Sunday morning…hubby has taken both boys out for an activity. Aah, now I have 2-3 uninterrupted hours ahead of me! What should I fill them with? Should I chill and read a book? or embroider that elephant? (I have a passion for odd and random art and craft projects that have no purpose but to give me immense joy) or call mom and chat ? But before I can decide upon these wonderful relaxing options….some more options come to mind….but what about the laundry? or should I instead sweep, vacuum and mop the hall and kitchen floors. It’s infinitely easier to do it with the boys away. The little one wants to help…and you know how THAT goes. And the older one keeps yelling for me to stop cause he can’t hear his show on TV! It’ll be quicker I think now, to quickly get the washed load in the dryer and put in a new load, then do the hall and kitchen. Maybe once I’m done, I can chill. However as I mop, I soon realize (or force myself to, as I am avoiding the thought) that all the guys will come home hungry, and it’ll be lunch time. MUCH better to have something ready to eat. Now the next dilemma…what can I rustle up quick? We already ate out last night, so my desi-mom instinct to serve the family hot fresh home-cooked food kicks in….little one hates rice, older one hates aloo paratha, hubby is sick of parathas anyways…everyone but the little one is sick of pasta, chicken will take too long to thaw and cook now….darn ! So I put one pot of water to boil for pasta, make some chapati dough on the side, all the while wondering what on earth to make with it. Quickly find some veggies in the fridge and make a sabzi thats at least not universally hated. At this point, I’m exhausted, it’s already been two and a half hours ! I finally decide to just sink into the couch and switch on the TV, when I hear the sound of the garage door. GROAN ! They’re back already !!!
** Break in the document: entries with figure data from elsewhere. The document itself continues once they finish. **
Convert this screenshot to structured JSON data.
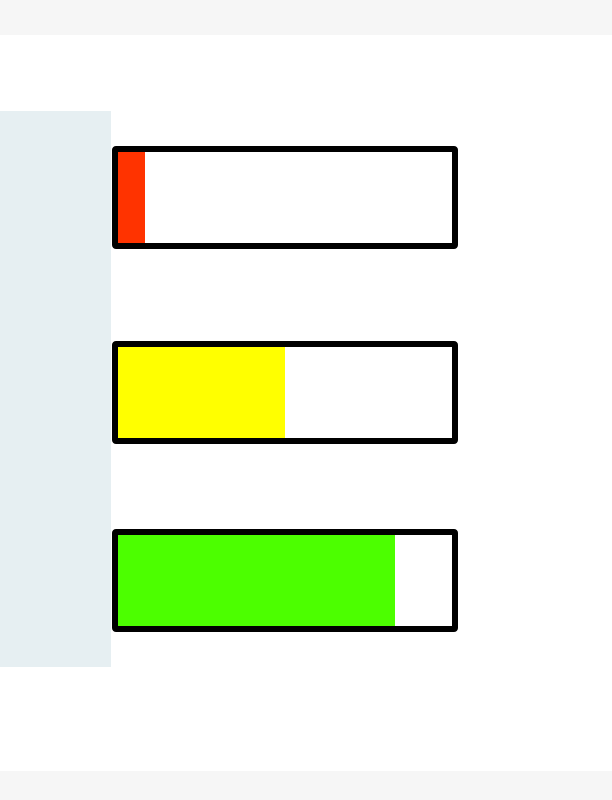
{
  "progress_bars": [
    {
      "value_percent": 8,
      "color": "#ff3300"
    },
    {
      "value_percent": 50,
      "color": "#ffff00"
    },
    {
      "value_percent": 83,
      "color": "#4cff00"
    }
  ],
  "colors": {
    "sidebar": "#e6eff2",
    "border": "#000000",
    "chrome": "#f6f6f6"
  }
}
Because hubby had so kindly taken them off my hands for 3 golden hours, I now feel obliged to jump in and persuade my little one to wash his hands and use the bathroom…in whichever order works first, while at the same time answering questions from the older one and nodding brightly to him to show him I’m listening (I’m not) to him tell me about the powers of an obscure Pokemon card. My husband looks wiped out. He has carried out the herculean task of handling the two guys outside the house … he has done his good deed for the day and heads off resolutely to find himself a snack, some juice and settle down to watch some well deserved TV.
I am now hustling the two of them to wash up and am without success trying to get them to respond to the question ‘Are you guys hungry ? Do you want to eat now or in a bit ?” I get no response, except “Mamma come to the toy room !!!” and “Mamma, what exactly happened in Tintin in Tibet?” (the older one as you see is mostly mentally in another world of magic and make-believe). They also believe in talking at the same time and at competing volumes…the result of which is I have NO idea what they are saying. Finally we all settle down and I’m able to repeat my question about food. Which is followed by “What’s for lunch?” When I tell them, pasta for the younger one and roti-sabzi for the older, they both groan NO in unison! After all that madness of frantically making food, on my part, we finally settle on Maggi noodles…cause by this point I’m tired, frazzled and annoyed.
I have effectively ruined my only chance at doing something I wanted…the house doesn’t look significantly cleaner, now that they’ve come home and managed in a short span of time to drip water, and crumbs and strew random papers on the counter. They haven’t eaten what I had cooked…and I’m darting furious looks at the husband in repose as he uninterruptedly enjoys watching ‘Bizarre Foods’ or some such random show. He then slowly dozes off as I fend off questions and boil maggi to the perfectly acceptable consistency with just the right amount of masala thrown in.
I have a niggling feeling that there’s a hidden message somewhere here. Perhaps it’s the famous quote ‘Carpe Diem’…seize the day…or at least the moment. See how my husband was able to switch off absolutely guiltlessly and take his much deserved break…whereas I gave in to guilt, handed down unwittingly, by generations of moms before me. I know how the day is going to unfold…I will feed the kids, dash down my own lunch cause the little one is tugging at me and demanding I go play with him. I will then get sucked into reading many books to the little one in a bid to prevent him from napping, and simultaneously hurl small plastic balls at the older one who needs to have a constant game of dodge-ball going…
Eventually a refreshed (but inexplicably tired looking) hubby peeks in on us and tells me he’s going to take his sunday afternoon nap if I don’t mind. Then he stops and says, “Hey, you look tired, what happened?” (I have to stop myself from chucking the next ball at him!) I give him death looks and refuse to answer, so he rolls his eyes and goes off…I can almost see a thought bubble emerging from his head saying “Women! I’ll never get them!”